Sherry stand an der Tür, die zu einer großen, weiß gestrichenen Veranda führte, die den Blick auf ein Küstenpanorama freigab. Ihre Großmutter hatte ein wirklich prächtiges Haus, das sicher Platz für zehn weitere Mitbewohner bot und es lag nur wenige Meter Fußweg vom Strand entfernt. Sie öffnete die großen gläsernen Flügeltüren und atmete die frische salzige Meeresluft tief in ihre Lungen ein. Ein fliederfarbener Bademantel verdeckte ihren schmalen Körper und ihr karamellfarbenes langes Haar bewegte sich leicht im Wind. >> Guten Morgen Sher.<< Die kratzige Stimme von Clay ließ sie erschrocken herumfahren. >> Guten Morgen. Ich habe gar nicht bemerkt das du schon hier bist. << Der Schreck in ihrer Stimme legte sich langsam und sie setzte sich neben ihren Bruder an den Tisch. Er schenkte Kaffee in beide Tassen aus, die bereitstanden. Ihm viel auf, das nur für zwei Personen gedeckt wurde. >> Ist Grandma nicht zuhause? << Ein Kopfschütteln beantwortete seine Frage. >> Sie ist Einkaufen, glaube ich. << Er fragte nicht weiter nach. Es war ihm nämlich eigentlich recht egal. So wie alles hier. Es war einfach nicht seine Welt. Gedankenverloren nippte er an seinem schwarzen, dampfenden Kaffee und fuhr sich mit einer Hand durch die kurzen, noch feuchten, schokoladenbraunen Haare. Ein skeptischer Blick ruhte auf ihm. >> Du hast heute frei, stimmt's? Wie wäre es wenn dir mir ein bisschen was von der Gegend zeigen würdest? << Ihre Lippen formten ein freundliches - bittendes Lächeln. Ohne sie auch nur Anzusehen entgegnete er trocken >> Du weißt genau, das ich dazu keine Lust habe Sherry. << Ein genervtes seufzen entfuhr ihr. >> soll bedeuten ich soll dich in Ruhe lassen? << Genervte Falten bildeten sich auf seiner Stirn.
>> Genau. <<
>> Das kann nicht dein Ernst sein Clay. Du wohnst schon seit 'nem halben Jahr hier und machst einfach nie irgendwas! <<
>> Ist aber mein Ernst. <<
>> Jetzt reiß dich mal zusammen, so kenne ich dich gar nicht. Früher warst du jeden Tag unterwegs. <<
>> Genau. Früher. Als wir noch Zuhause gewohnt haben. Ich habe einfach keine Lust auf diese Gegend, nach dem Studium ziehe ich sowieso wieder hier weg. Also nenn' mir einen vernünftigen Grund wieso ich mir die Mühe machen sollte um jemanden kennen zu lernen oder mich mit irgendwas vertraut machen sollte? <<
Sie wusste das sie ihn mit diesen Diskussionen nicht umstimmen konnte. Es würde ihn nur noch mehr nerven. Er hatte sich hier verändert. Er war lustlos, unmotiviert, faul. Einfach nicht er selbst. Und sie wusste, das auf ihm eine schwere Last haftete, genau wie auf ihr und im Moment machte sie sich große Sorgen, das diese Last ihn zu Boden drückte, genau wie ihre Mutter.

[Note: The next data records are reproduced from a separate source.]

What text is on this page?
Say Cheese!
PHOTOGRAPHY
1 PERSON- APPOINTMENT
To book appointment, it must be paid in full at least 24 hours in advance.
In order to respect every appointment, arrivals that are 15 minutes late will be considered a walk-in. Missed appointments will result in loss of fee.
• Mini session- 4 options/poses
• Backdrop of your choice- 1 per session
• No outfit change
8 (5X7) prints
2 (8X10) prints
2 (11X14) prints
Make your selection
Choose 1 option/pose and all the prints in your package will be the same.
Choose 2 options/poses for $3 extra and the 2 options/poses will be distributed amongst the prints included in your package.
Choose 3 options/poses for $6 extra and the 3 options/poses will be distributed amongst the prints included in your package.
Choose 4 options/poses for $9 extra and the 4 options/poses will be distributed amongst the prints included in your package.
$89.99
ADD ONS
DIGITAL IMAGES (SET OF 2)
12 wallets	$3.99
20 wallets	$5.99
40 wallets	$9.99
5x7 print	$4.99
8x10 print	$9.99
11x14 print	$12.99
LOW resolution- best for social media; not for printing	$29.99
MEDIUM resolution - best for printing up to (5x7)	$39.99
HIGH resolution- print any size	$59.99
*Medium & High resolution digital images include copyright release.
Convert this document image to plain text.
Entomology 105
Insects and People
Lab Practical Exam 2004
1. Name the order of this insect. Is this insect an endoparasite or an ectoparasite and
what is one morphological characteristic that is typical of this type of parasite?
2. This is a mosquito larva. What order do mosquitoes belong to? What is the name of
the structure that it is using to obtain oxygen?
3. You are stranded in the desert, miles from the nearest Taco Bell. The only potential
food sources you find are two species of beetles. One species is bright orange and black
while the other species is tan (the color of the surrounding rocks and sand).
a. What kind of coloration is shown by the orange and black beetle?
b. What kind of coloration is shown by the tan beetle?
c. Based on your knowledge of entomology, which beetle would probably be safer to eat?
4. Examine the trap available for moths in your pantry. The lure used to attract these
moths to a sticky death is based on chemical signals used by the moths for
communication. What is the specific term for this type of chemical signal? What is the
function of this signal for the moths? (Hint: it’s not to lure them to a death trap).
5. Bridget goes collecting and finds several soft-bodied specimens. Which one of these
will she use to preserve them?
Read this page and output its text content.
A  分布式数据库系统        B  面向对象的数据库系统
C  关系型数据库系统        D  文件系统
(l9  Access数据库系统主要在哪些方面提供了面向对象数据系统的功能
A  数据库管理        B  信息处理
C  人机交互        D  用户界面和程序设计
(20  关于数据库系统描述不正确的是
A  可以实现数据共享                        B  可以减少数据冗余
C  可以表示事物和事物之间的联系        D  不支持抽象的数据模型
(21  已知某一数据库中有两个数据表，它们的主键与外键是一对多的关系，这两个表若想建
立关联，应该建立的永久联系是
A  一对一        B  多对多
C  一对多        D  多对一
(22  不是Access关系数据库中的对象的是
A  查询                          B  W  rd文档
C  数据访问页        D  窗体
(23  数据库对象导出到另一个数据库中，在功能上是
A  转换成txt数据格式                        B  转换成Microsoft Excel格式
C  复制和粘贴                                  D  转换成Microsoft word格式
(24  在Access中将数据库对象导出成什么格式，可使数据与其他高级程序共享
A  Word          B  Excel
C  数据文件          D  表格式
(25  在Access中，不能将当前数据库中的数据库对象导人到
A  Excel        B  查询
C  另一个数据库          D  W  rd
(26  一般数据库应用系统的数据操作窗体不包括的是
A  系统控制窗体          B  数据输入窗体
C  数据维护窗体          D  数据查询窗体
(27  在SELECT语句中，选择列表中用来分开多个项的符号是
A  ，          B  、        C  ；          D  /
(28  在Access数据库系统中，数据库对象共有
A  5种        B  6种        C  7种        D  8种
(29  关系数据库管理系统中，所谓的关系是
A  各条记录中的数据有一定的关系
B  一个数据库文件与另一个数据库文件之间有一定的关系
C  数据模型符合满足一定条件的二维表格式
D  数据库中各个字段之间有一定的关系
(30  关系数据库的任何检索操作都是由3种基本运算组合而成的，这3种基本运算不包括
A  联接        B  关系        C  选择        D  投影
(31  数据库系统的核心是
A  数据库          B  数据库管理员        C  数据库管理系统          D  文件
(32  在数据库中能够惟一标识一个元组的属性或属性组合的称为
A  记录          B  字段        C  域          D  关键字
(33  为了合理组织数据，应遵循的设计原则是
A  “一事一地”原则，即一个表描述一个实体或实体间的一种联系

>> Bitte Clay. Wenigstens heute, ich kenne doch niemanden und wir haben uns lange nicht gesehen. <<
Die Falten auf seiner Stirn legten sich. Mit einem schiefen Lächeln, weil er genau wusste, das seine Schwester keine Ruhe lassen würde, gab er dann schließlich nach.
>> Na gut. Ich kenne ein nettes Pub in der Gegend. Das werde ich dir heute Abend zeigen. Aber das ist mein letztes und einzige Angebot. <<
Ein erleichterter Ausdruck spiegelte sich in ihrem Gesicht. Es war mehr als sie angenommen hatte zu erreichen.